In the most recent data from the EDD, California paid out a total of $149.7 billion in benefits under all the UI programs since the week of March 7, 2020. The most current estimate is that up to $31 billion of unemployment benefits was paid out to fraudulent claims, consisting of $11 billion in known fraud and up to $20 billion in suspected fraud. Individual cases of alleged fraud continue to unfold.

The most recent data from the US Department of Labor indicates California’s outstanding loans as of June 8 from the Federal Unemployment Account rose to $21.3 billion. The most recent projections from EDD contained in the May Revise expect the total to reach $24.3 billion by the end of the year. This amount is more than twice the peak of about $11 billion reached during the previous recession that began in 2008. That debt took 10 years to pay off through higher employment taxes imposed on businesses.
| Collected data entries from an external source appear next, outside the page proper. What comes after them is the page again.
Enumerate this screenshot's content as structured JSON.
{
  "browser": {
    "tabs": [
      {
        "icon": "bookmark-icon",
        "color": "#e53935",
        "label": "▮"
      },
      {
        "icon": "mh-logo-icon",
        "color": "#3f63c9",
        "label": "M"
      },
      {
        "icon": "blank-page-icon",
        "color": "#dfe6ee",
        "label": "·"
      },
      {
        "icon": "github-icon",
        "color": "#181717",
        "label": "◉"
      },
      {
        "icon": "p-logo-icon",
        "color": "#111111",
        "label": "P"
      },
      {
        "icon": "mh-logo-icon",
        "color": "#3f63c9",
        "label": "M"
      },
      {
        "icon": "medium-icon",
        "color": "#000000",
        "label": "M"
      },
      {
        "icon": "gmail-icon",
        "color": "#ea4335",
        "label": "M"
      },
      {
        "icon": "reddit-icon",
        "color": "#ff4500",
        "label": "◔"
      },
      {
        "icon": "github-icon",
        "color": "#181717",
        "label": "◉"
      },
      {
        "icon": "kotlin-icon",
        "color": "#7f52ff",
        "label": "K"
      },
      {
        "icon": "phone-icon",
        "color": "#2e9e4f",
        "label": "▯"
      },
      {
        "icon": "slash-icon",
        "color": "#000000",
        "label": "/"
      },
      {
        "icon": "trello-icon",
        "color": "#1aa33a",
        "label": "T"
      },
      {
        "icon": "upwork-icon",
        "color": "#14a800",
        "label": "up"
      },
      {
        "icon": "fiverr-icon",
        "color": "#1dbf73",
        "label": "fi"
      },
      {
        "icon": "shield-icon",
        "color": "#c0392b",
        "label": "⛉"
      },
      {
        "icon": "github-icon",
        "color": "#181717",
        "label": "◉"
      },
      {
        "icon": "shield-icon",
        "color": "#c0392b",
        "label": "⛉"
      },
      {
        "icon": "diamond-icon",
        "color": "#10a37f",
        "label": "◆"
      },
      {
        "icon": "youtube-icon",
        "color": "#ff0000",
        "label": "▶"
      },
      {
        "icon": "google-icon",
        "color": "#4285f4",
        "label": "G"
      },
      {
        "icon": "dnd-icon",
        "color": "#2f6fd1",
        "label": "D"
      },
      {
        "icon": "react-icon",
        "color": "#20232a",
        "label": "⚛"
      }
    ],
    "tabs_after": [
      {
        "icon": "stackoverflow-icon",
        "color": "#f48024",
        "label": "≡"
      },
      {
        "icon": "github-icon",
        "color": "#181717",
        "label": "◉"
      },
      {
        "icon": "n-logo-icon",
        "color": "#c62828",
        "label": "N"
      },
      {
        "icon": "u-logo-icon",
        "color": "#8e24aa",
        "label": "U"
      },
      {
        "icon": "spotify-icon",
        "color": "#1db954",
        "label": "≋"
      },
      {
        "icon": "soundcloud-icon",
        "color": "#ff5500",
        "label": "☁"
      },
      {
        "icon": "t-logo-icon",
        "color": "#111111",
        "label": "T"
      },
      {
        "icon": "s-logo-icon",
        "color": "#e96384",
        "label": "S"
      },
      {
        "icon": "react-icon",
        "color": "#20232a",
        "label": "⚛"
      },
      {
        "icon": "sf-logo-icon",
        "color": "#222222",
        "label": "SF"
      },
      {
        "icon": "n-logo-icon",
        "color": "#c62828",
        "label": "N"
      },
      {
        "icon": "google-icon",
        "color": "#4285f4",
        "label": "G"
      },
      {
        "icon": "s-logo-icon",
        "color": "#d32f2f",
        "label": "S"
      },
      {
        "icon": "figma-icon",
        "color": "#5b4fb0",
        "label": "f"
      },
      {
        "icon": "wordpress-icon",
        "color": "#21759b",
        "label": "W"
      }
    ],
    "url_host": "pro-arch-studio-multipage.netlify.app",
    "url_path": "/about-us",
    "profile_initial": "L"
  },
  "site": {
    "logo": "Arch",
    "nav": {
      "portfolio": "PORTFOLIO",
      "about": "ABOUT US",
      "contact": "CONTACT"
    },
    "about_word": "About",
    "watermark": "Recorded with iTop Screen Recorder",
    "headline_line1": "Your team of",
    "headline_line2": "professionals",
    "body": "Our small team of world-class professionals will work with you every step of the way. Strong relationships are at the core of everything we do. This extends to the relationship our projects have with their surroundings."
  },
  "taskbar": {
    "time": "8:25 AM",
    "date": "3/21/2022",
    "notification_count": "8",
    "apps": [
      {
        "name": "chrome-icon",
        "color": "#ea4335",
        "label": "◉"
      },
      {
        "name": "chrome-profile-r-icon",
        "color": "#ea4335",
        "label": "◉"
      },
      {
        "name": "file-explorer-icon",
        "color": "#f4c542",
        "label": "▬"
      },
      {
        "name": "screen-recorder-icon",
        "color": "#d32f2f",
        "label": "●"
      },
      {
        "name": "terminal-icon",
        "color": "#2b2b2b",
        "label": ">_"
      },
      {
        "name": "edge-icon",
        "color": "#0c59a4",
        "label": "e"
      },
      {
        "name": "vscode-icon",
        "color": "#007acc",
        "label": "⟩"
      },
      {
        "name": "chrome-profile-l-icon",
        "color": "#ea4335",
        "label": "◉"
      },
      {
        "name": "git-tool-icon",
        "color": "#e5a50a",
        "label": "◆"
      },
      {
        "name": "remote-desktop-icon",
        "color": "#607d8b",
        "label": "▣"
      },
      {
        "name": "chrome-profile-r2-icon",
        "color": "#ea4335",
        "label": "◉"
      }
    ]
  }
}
The May Revise proposes using only $1.1 billion ARPA funds to offset the current debt. The recently released legislative framework for the budget increases this amount to $2 billion, but applies it over 10 years—thereby leaving it open to legislative reductions under future budgets—and limits the tax relief to an as-yet undetermined subset of small businesses. Both ensure a major tax increase making it more costly for employers to rebuild the jobs lost in the current crisis.
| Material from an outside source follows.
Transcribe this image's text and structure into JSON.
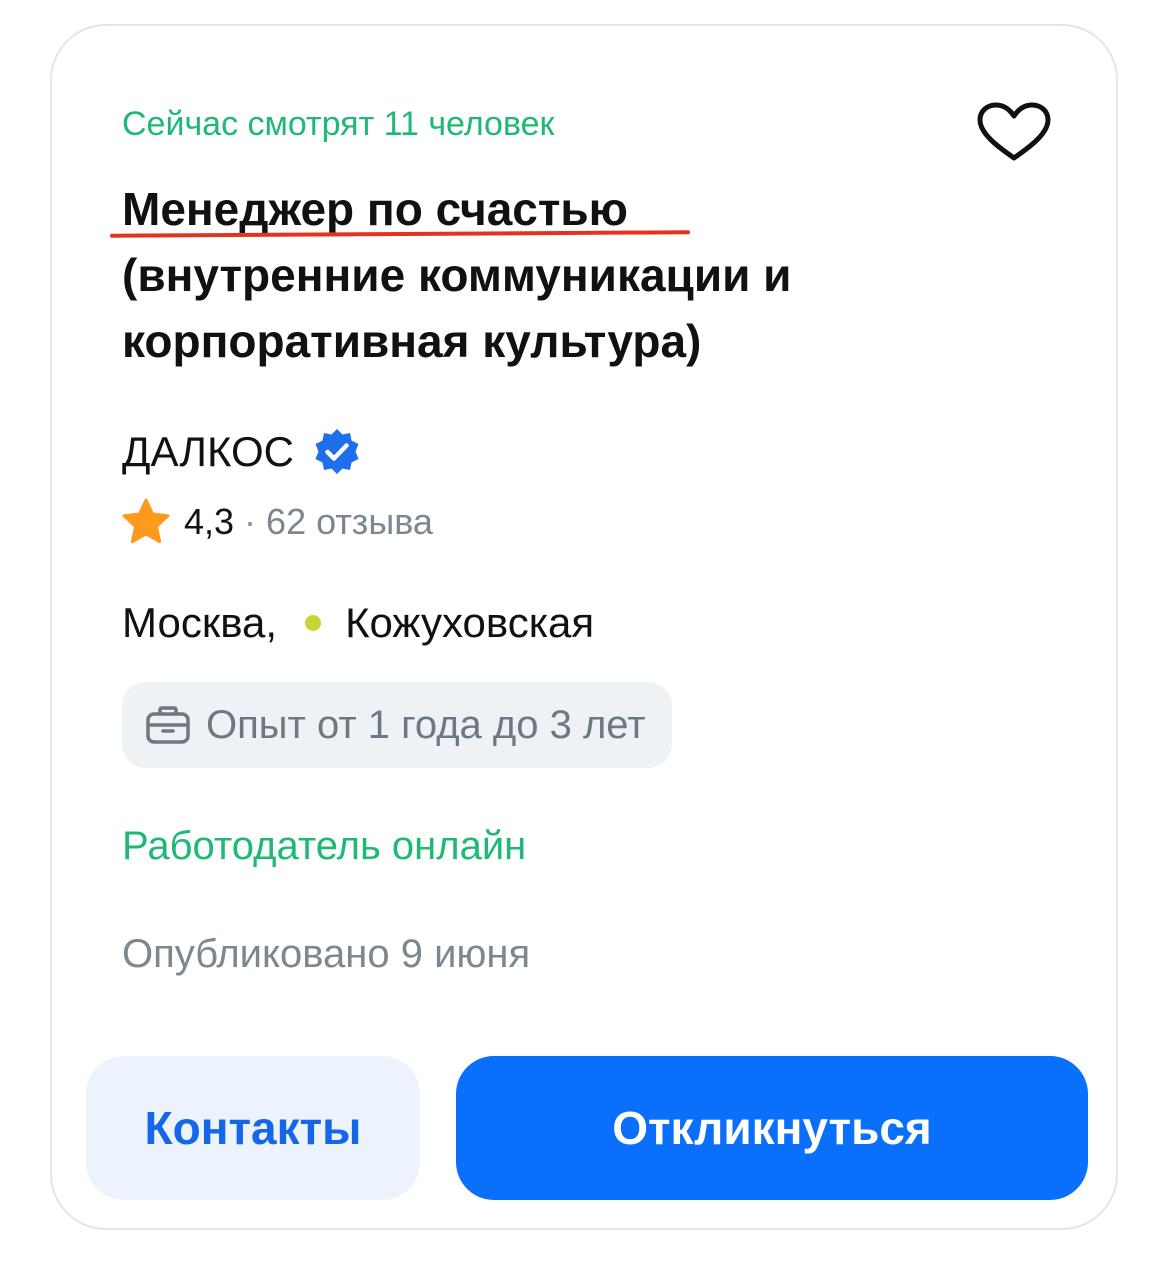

Recent LAO analysis indicates this debt requires $17 to $20 billion in higher tax payments through to about 2030. This amount only covers the higher federal taxes that will be imposed to pay down the state’s debt, and does not include the higher state taxes on employers through continuation of the highest F+ schedule tax rates for another decade or more. Even with these substantial tax increases, the current provisions being considered in the budget will ensure that this critical safety net fund will remain in deficit for some time to come, and will remain vulnerable to rapid deterioration from any future economic downturn.

Only 18 states and one territory have relied on federal borrowing to maintain unemployment benefits. At least eight states as of last summer had already used a portion of their federal relief funds to shore up their UI funds, while others such as Ohio are now proposing relatively broader use of the ARPA funds for this purpose.